Question

How do you simplify the fraction $\dfrac{14}{8}$?

Answer 1

Hint: We first try to describe the relation between the denominator and the numerator to find the simplified form. The common factors of both the numerators and the denominators need to be eliminated. We use the G.C.D of the denominator and the numerator to divide both of them. We get the simplified form when the G.C.D is 1.

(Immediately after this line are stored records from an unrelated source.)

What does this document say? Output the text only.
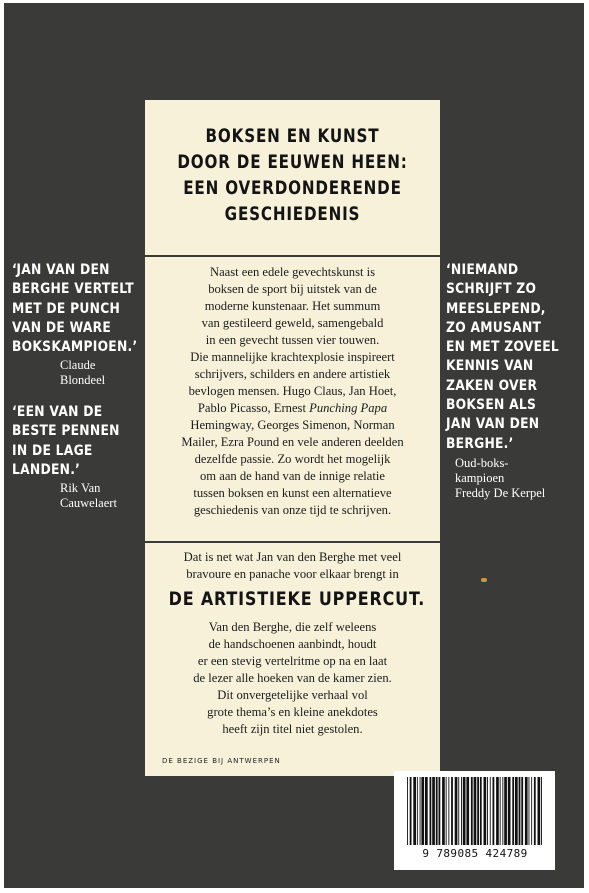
‘JAN VAN DEN
BERGHE VERTELT
MET DE PUNCH
VAN DE WARE
BOKSKAMPIOEN.’
Claude
Blondeel
‘EEN VAN DE
BESTE PENNEN
IN DE LAGE
LANDEN.’
Rik Van
Cauwelaert
‘NIEMAND
SCHRIJFT ZO
MEESLEPEND,
ZO AMUSANT
EN MET ZOVEEL
KENNIS VAN
ZAKEN OVER
BOKSEN ALS
JAN VAN DEN
BERGHE.’
Oud-boks-
kampioen
Freddy De Kerpel
BOKSEN EN KUNST
DOOR DE EEUWEN HEEN:
EEN OVERDONDERENDE
GESCHIEDENIS
Naast een edele gevechtskunst is
boksen de sport bij uitstek van de
moderne kunstenaar. Het summum
van gestileerd geweld, samengebald
in een gevecht tussen vier touwen.
Die mannelijke krachtexplosie inspireert
schrijvers, schilders en andere artistiek
bevlogen mensen. Hugo Claus, Jan Hoet,
Pablo Picasso, Ernest Punching Papa
Hemingway, Georges Simenon, Norman
Mailer, Ezra Pound en vele anderen deelden
dezelfde passie. Zo wordt het mogelijk
om aan de hand van de innige relatie
tussen boksen en kunst een alternatieve
geschiedenis van onze tijd te schrijven.
Dat is net wat Jan van den Berghe met veel
bravoure en panache voor elkaar brengt in
DE ARTISTIEKE UPPERCUT.
Van den Berghe, die zelf weleens
de handschoenen aanbindt, houdt
er een stevig vertelritme op na en laat
de lezer alle hoeken van de kamer zien.
Dit onvergetelijke verhaal vol
grote thema’s en kleine anekdotes
heeft zijn titel niet gestolen.
DE BEZIGE BIJ ANTWERPEN
9 789085 424789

Complete step by step solution:
We need to find the simplified form of the proper fraction $\dfrac{14}{8}$.
Simplified form is achieved when the G.C.D of the denominator and the numerator is 1.
This means we can’t eliminate any more common root from them other than 1.
For any fraction $\dfrac{p}{q}$, we first find the G.C.D of the denominator and the numerator. If it’s 1 then it’s already in its simplified form and if the G.C.D of the denominator and the numerator is any other number d then we need to divide the denominator and the numerator with d and get the simplified fraction form as $\dfrac{{}^{p}/{}_{d}}{{}^{q}/{}_{d}}$.
For our given fraction $\dfrac{14}{8}$, the G.C.D of the denominator and the numerator is 2.
$\begin{align}
  & 2\left| \!{\underline {\,
  8,14 \,}} \right. \\
 & 1\left| \!{\underline {\,
  4,7 \,}} \right. \\
\end{align}$
Now we divide both the denominator and the numerator with 2 and get $\dfrac{{}^{14}/{}_{2}}{{}^{8}/{}_{2}}=\dfrac{7}{4}$.
Therefore, the simplified form of $\dfrac{14}{8}$ is $\dfrac{7}{4}$.

Note:
We need to remember that the denominator in both cases of improper fraction and the mixed fraction will be the same. The only change happens in the numerator. The relation being the equational representation of $a=bx+c$ for mixed fraction $x\dfrac{c}{b}$. In case of mixed fractions, we can convert it into an improper fraction and then apply the simplification.